Действительно, Настя с детства была очень упрямой. Но это стало доставать всех окружающих лишь в последние годы.
Так накануне Настя всё-таки настояла, чтобы брат сжёг старые куртки, одеяло, матрас и телогрейки, промокшие в шалаше и слегка заплесневевшие.
Хорошо ещё, что Платон вовремя остановился, сохранив матрас и армейский бушлат.
Вечером он снова застелил солдатскую кровать в шалаше просохшим на Солнце бельём, и ощутил своим телом сохранённый ими жар Солнца, подремав немного в неге.
В процессе дрёмы его осенило, как сохранить кровать в шалаше от капель воды, протекающих по полиэтиленовой, кое-где в заплатах, плёнке.

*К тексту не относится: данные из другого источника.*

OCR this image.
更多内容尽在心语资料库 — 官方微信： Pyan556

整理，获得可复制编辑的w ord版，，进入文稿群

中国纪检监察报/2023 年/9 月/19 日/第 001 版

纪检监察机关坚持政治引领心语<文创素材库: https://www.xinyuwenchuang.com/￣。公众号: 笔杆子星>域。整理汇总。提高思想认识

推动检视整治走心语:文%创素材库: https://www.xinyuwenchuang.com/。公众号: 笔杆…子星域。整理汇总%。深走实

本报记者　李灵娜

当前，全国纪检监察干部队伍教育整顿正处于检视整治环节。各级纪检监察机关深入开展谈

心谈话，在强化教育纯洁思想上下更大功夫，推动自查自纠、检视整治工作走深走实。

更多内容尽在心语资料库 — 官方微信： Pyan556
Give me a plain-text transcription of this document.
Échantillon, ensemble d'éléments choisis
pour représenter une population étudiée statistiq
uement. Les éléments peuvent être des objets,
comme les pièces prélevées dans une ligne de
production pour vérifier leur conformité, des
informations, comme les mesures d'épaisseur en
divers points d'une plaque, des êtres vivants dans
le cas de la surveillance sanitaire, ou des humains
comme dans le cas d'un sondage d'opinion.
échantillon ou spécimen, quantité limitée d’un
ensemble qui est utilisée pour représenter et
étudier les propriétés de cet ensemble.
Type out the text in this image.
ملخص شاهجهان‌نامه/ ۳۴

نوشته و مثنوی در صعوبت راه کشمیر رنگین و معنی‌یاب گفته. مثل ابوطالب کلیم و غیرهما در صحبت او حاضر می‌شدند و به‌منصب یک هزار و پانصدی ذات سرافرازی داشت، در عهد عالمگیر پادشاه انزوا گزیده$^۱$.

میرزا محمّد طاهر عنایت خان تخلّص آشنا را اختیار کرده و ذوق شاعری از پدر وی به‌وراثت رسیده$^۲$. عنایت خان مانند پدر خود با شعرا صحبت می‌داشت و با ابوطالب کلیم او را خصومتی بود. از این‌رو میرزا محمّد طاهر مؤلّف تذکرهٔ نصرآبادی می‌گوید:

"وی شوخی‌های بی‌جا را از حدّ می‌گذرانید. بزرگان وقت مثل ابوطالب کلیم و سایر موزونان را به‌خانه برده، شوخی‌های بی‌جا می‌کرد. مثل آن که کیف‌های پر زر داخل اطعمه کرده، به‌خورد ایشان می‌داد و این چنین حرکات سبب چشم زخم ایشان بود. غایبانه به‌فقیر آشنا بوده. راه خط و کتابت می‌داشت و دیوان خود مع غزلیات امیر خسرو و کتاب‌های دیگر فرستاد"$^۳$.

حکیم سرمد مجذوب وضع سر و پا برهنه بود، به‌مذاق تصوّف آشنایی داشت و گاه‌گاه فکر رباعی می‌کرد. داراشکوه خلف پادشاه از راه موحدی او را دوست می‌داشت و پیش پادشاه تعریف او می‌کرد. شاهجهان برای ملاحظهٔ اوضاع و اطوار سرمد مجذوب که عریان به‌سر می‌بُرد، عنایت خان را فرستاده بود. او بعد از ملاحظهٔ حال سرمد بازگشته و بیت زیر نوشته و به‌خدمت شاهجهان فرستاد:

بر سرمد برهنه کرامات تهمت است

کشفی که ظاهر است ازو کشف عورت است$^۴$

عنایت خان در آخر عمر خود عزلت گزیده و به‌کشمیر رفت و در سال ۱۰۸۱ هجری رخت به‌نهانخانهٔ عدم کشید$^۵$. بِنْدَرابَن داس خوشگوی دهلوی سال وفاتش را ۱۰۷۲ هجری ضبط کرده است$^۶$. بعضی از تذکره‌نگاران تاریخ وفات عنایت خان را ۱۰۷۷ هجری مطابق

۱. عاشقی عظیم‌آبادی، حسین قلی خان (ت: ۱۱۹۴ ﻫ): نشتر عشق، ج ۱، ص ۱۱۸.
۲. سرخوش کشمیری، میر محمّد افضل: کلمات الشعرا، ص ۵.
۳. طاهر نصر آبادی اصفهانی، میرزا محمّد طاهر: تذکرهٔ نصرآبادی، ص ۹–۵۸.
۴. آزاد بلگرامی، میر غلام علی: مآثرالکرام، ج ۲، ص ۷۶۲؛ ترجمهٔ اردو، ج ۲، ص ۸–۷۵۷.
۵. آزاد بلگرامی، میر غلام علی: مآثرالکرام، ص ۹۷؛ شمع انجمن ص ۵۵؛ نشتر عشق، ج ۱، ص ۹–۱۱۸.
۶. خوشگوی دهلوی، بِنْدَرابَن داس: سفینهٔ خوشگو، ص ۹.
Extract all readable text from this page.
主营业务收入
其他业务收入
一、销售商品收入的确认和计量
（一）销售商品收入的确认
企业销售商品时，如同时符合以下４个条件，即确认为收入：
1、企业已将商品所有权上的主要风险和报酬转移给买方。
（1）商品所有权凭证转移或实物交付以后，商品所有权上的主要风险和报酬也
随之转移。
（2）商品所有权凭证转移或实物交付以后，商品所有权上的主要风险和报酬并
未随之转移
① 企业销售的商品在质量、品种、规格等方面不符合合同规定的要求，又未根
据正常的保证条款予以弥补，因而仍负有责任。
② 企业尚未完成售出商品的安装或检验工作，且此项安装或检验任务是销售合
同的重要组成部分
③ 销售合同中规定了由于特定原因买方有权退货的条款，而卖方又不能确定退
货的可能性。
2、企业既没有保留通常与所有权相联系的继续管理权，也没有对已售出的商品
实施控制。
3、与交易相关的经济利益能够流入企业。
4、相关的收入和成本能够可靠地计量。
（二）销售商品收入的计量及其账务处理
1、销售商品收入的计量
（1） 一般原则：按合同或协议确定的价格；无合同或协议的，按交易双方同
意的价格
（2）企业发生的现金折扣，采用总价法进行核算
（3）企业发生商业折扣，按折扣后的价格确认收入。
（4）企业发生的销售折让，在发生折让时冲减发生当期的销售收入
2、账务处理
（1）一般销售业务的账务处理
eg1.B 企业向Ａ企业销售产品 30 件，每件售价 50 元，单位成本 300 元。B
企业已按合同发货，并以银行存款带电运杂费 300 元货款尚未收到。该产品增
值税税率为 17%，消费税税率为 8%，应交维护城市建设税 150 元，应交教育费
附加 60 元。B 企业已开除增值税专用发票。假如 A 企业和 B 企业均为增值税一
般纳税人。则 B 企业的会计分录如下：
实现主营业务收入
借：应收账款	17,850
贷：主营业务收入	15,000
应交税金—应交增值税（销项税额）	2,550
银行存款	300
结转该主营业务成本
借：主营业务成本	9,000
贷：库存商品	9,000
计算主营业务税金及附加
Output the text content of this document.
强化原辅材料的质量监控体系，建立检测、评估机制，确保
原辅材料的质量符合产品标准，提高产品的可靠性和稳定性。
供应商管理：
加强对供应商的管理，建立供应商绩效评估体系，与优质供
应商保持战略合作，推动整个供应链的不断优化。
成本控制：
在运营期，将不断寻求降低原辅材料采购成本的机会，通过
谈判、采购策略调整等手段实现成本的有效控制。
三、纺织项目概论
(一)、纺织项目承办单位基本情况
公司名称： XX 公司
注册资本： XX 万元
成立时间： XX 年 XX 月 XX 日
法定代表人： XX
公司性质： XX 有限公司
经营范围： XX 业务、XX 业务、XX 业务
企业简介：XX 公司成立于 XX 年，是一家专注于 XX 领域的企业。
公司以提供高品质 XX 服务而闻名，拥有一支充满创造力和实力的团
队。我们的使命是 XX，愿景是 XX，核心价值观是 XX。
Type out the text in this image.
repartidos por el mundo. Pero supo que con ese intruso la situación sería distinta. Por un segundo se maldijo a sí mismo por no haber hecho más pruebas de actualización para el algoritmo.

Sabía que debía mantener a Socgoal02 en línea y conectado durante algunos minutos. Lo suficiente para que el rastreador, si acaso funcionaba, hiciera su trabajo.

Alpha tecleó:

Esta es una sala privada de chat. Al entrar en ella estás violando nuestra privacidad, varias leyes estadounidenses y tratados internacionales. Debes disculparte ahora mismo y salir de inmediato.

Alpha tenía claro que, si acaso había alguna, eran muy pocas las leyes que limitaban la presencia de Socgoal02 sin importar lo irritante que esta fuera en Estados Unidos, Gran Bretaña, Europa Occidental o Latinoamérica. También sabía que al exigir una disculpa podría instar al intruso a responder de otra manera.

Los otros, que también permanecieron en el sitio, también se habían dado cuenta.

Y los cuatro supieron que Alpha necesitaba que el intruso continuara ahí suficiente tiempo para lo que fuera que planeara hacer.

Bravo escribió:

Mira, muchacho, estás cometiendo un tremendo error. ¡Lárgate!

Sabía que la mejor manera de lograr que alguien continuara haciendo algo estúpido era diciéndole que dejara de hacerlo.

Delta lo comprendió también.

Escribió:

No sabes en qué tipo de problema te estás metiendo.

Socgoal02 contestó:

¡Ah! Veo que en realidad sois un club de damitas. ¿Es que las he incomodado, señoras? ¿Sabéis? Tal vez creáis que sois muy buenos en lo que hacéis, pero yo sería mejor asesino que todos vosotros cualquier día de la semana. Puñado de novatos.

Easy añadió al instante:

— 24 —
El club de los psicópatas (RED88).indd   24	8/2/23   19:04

Многочисленные мелкие дырочки от кошачьих когтей были оставлены на ней ещё в прошлом году прыгавшими на полог шалаша с нависавшей над ним ветки Грушовки, к счастью уже отпиленной.
Пока Платон у теннисного стола разговаривал с сестрой, к трём дня незаметно подкатили и постоянно опаздывающие родные артисты.
Но это оказалось на руку хозяевам, успевшим не только полностью подготовиться, но и немного передохнуть. Успели даже заблаговременно сервировать стол в шатре.
В заранее открытые ворота тихо въехал Форд Екатерины. Но об их прибытии Платон узнал лишь по появившемуся на спортивной лужайке их псу Шиме.
И вот, началось!
Кошки сразу присмирели, однако знакомого пса не боялись.